- Evelyn Peele (Tina Fallon), from the 1938 yearbook of Meredith College

Member of the Delaware House of Representatives from the 39th district
- In office 1978 – November 8, 2006
- Preceded by: Thomas A. Temple
- Succeeded by: Daniel Short

Personal details
- Born: Evelyn Kilton Peele September 16, 1917 Brogden, North Carolina, U.S.
- Died: January 27, 2011 (aged 93) California, U.S.
- Party: Republican
- Profession: Teacher, Politician

= Tina Fallon =

American politician (1917–2011)

Tina Fallon (September 16, 1917 – January 27, 2011), born Evelyn Kilton Peele, was an American politician who served in the Delaware House of Representatives for the 39th district from 1978 until her retirement in 2006. Before serving in the legislature, Fallon was a teacher in the Seaford area. In 2007, the Woodland Ferry was named The Tina Fallon in honor of the former representative.

== Biography ==
Fallon was born in Brogden, North Carolina, the daughter of George Peele and Lillian Langston Peele. She graduated from Meredith College in Raleigh in 1938. She earned a master's degree from the University of Delaware.
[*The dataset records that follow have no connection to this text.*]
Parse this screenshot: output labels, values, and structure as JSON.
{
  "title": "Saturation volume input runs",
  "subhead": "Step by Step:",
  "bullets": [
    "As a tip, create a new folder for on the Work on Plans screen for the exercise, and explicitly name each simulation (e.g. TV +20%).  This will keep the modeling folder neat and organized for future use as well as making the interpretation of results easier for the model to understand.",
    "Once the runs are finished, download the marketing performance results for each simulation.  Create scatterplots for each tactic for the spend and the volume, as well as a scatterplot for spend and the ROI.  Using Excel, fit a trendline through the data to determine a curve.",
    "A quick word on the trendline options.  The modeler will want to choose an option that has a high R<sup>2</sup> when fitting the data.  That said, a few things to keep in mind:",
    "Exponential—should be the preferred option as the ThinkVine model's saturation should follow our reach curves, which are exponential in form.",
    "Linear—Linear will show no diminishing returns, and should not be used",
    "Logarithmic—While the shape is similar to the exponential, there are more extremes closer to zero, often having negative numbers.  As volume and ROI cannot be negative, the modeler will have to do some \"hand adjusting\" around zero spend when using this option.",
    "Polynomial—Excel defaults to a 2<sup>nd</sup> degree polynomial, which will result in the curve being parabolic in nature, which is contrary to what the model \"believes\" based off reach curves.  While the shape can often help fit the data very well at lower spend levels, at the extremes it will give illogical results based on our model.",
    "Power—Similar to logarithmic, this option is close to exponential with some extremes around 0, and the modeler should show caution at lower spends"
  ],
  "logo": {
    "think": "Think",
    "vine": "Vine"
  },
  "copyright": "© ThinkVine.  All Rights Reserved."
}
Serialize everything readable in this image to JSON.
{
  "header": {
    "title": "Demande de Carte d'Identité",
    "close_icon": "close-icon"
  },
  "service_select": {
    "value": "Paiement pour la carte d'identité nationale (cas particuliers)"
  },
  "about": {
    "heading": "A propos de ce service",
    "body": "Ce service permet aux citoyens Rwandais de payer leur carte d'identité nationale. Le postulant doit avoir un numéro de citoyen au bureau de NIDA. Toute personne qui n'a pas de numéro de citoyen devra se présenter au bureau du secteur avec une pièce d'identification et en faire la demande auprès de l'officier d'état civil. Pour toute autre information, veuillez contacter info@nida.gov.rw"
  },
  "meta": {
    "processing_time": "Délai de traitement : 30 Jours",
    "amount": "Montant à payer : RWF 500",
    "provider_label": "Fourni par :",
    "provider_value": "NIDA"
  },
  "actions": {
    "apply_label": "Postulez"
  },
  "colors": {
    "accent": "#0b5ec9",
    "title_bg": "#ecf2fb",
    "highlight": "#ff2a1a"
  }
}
Fallon was a math and science teacher. She was president of the Seaford Education Association. She served in the Delaware House of Representatives for almost thirty years, from 1978 until she retired in 2006. She was assigned to the Education, Natural Resources, and Agriculture committees in her first term, the Business/Corporations/Commerce committee in 1999, and the Appropriations committee in 2001. Concerns were raised about her age in her later terms; she replied in 1998 that "I am 80 and bragging about it. Age brings advantages. If you have good health, the time, the energy and the information, age is no distraction."

Peele married fellow teacher James Dominic Fallon Jr. in 1938. They had four sons. Her husband died in 1982. Fallon died on January 27, 2011, at the age of 93, at an assisted living home in California. Flags in the state were flown at half-mast in her memory. The Woodland Ferry was renamed The Tina Fallon in her honor in 2007, and she attended the new ferry's christening ceremony in 2008. A historical marker was placed at the site in 2012.